The lawsuit, filed by the Liberty Justice Center, a nonpartisan law firm, represents five small American businesses. These range from a wine and spirits importer in New York to a Virginia-based producer of educational kits and musical instruments. The plaintiffs claim that the tariffs, which were imposed on April 2, are not only illegal but also threaten their ability to operate.
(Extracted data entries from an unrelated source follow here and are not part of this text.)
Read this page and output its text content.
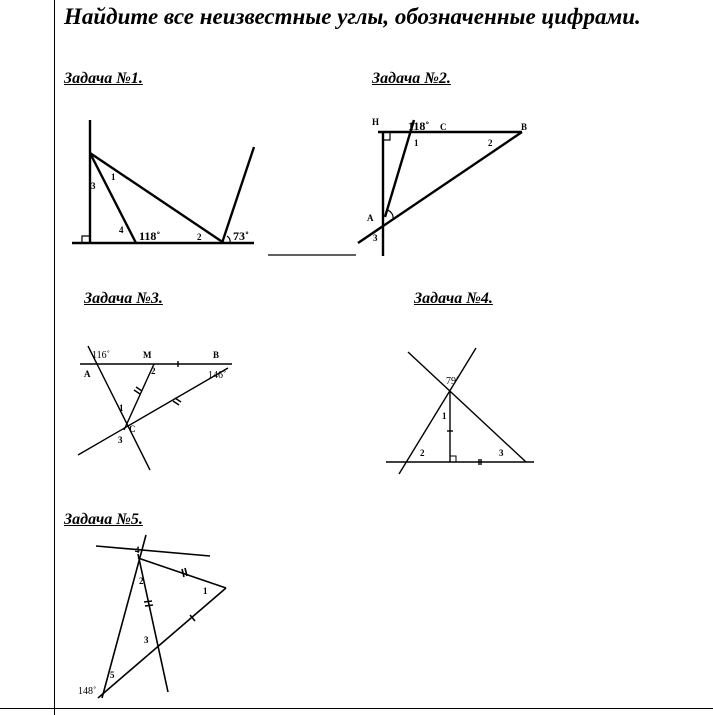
Найдите все неизвестные углы, обозначенные цифрами.
Задача №1.	Задача №2.
Задача №3.	Задача №4.
Задача №5.
1
3
4
2
118˚	73˚
H 118˚ C	B
1	2
A
3
116˚	M	B
A	2	146˚
1
C
3
79˚
1
2	3
4
2
1
3
5
148˚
According to the businesses, the tariffs create unpredictable cost increases, preventing them from effectively planning for the future.
Attorney Jeffrey Schwab, representing the plaintiffs, emphasized that small businesses are being harmed by rising costs and an ongoing uncertainty about tariffs. “The constant threat of price hikes, coupled with unexpected changes to the tariffs, makes it impossible for businesses to plan,” Schwab explained. “Our clients are caught in a situation where they cannot predict the tariff rates, and that’s exactly the problem. One person should not have the unilateral power to impose tariffs at will on any country at any time.”
This lawsuit is one of several legal challenges to Trump’s tariffs. It is, however, the first to seek an injunction to stop the tariffs from being enforced. The U.S. Court of International Trade, which will hear the case, previously rejected the businesses’ request to temporarily pause the tariffs while the legal proceedings are ongoing. However, the court has scheduled a hearing to determine whether it will issue a ruling against the tariffs or impose a more permanent suspension.
Trump’s “Liberation Day” tariffs were introduced on April 2, with the president claiming that the U.S. trade deficit represented a national emergency. The tariffs included a 10% across-the-board tax on imports, with even higher rates for countries with whom the U.S. has the largest trade imbalances—chiefly China. While some of these country-specific tariffs were later suspended, Trump’s administration announced on Monday that it would temporarily reduce tariffs on Chinese goods while working on a longer-term trade deal. The shifting nature of the tariffs has created significant uncertainty in the markets and among businesses.
While the tariffs have shocked U.S. markets, Trump has defended his actions as a way to restore the country’s manufacturing base. The president’s executive order that invoked the tariffs was based on the International Emergency Economic Powers Act (IEEPA), which grants the president broad authority to regulate imports in response to a national emergency. Under the IEEPA, the president can impose tariffs to protect national security or respond to “unusual and extraordinary threats.” However, the Liberty Justice Center argues that the U.S. trade deficit—an issue that has persisted for decades—does not meet the threshold of an “emergency” that justifies the use of such powers.
The lawsuit challenges Trump’s interpretation of the IEEPA, asserting that it does not provide the president with the authority to impose tariffs on any country or at any rate of his choosing. The plaintiffs argue that the law is meant to address actual emergencies, not long-standing economic imbalances like the U.S. trade deficit. The Liberty Justice Center also contends that the president’s actions violate constitutional principles of separation of powers, as the decision to impose tariffs should rest with Congress, not the executive branch.
The U.S. Department of Justice, on the other hand, defends the president’s use of the IEEPA, arguing that the law grants him broad powers to regulate imports in times of national emergency. The DOJ has also argued that the businesses’ lawsuit should be dismissed, claiming that they have not yet paid the tariffs and, therefore, cannot demonstrate harm. Furthermore, the DOJ asserts that only Congress—not private businesses—has the legal standing to challenge a national emergency declared by the president under the IEEPA.
As this legal battle unfolds, the outcome will likely shape the future of U.S. trade policy and executive power. The decision could have far-reaching consequences for small businesses, which are particularly vulnerable to the volatility and uncertainty created by tariff policies. Moreover, the case could set a precedent for future challenges to the president’s tariff authority, potentially limiting the scope of executive powers under the IEEPA. As the hearing approaches, all eyes will be on the U.S. Court of International Trade as it decides whether to issue a ruling that could curtail or uphold Trump’s tariffs.